Story-Driven Summarization for Egocentric Video 
Zheng Lu and Kristen Grauman 

Abstract

As cameras and media storage continues to grow, the author stated, the usage will become more and more ubiquitous. With these upwelling recorded videos whose length is ever increasing, it becomes impossible for human to view every single detail from start to end and hence techniques to analyze and summarize these videos become more significant than ever. 

This paper targets at summarizing eco-centric videos taken by wearable devices or as the authors stated, robots, producing a shortened clip given a long video without losing much information and context. Traditionally, papers handling this issue often focuses on selecting high-quality subshots, while putting little effort on inter-shot relationship and hence sometimes loses the context as how one shot transitions to the next and often includes too many redundant subshots. 

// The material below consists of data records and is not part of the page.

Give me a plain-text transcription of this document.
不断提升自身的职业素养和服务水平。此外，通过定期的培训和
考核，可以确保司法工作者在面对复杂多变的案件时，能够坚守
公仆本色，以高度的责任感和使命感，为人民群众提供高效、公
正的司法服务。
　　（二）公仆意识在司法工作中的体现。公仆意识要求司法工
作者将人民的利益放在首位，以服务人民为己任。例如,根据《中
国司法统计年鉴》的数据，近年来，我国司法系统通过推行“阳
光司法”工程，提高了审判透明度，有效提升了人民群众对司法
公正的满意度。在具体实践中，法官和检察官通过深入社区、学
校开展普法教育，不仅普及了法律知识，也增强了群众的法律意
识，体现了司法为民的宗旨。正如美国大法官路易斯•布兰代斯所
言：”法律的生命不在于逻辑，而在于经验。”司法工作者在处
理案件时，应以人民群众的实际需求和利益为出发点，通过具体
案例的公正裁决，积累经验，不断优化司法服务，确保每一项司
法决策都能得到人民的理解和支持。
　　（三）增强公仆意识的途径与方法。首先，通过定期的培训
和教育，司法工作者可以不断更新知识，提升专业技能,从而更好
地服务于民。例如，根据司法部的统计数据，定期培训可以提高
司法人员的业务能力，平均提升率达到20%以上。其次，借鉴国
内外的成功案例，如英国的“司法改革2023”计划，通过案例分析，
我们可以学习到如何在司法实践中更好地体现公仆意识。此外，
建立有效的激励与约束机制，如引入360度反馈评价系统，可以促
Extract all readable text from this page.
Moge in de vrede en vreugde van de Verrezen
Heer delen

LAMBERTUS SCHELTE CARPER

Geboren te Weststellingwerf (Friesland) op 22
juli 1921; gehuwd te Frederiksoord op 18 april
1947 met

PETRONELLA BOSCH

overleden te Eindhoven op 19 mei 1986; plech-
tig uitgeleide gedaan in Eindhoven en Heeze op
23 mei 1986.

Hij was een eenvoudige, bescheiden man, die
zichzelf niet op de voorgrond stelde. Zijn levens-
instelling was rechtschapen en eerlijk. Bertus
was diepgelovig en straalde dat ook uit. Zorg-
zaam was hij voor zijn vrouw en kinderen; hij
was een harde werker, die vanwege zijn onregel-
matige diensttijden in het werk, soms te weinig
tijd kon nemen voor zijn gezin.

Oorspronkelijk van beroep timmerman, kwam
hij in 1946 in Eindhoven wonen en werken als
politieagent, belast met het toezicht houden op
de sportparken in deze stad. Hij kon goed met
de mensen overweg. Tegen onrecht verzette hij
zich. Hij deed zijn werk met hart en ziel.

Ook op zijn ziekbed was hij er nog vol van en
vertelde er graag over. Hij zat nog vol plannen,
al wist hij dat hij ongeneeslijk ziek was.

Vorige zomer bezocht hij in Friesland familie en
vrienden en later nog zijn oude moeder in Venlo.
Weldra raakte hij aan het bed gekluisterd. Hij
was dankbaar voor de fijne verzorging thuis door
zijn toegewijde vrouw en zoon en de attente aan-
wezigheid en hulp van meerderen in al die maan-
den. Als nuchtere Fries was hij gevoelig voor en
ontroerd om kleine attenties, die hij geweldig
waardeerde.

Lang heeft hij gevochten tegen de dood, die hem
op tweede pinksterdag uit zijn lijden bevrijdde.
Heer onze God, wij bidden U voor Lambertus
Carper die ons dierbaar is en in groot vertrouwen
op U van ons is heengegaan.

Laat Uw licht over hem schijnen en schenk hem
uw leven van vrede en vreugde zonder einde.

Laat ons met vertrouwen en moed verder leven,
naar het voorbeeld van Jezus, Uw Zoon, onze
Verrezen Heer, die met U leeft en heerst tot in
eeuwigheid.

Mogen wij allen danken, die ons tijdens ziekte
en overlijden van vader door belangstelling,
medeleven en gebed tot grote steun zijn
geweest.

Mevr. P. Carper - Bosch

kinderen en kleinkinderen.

This paper hence focuses on "telling the story" out of the clip by selecting the best chain of subshots that maximizes a three-part objective function, consisting of story, importance and diversity. Of the three part, story is the essence of this paper -- through using relationship between objects to analyze the intimacy of subshots. Briefly, objects are first detected in subshots and a bipartite directed graph is constructed connecting subgraphs and objects with the weights denoting the probability the object given a certain scene or vice versa.  With the graph, random walk is initiated to get the closeness of a pair of subshots based on an intuitive assumption that if two subshots A and B are highly correlated, walks starting from A will be highly likely to end at B. 

With the story part and the other two, the best chain of subshots could be retrieved. And through experiments the author showed that subjects preferred their summarization to other three baselines in a blind test where each subject is given summarizations derived using different methods. 

Contributions
  1. Inspired by a previous work targeting at summarizing news using text, the authors successfully transform it and use the concept on video ego-centric summarization.
  2. Proposed a objective function that considers the preserved context of a video in a generated summarizing clip.
  3. Proposed a segmentation method tailored to ego-centric videos which deals with lack of sharp distinction often used to get subshots.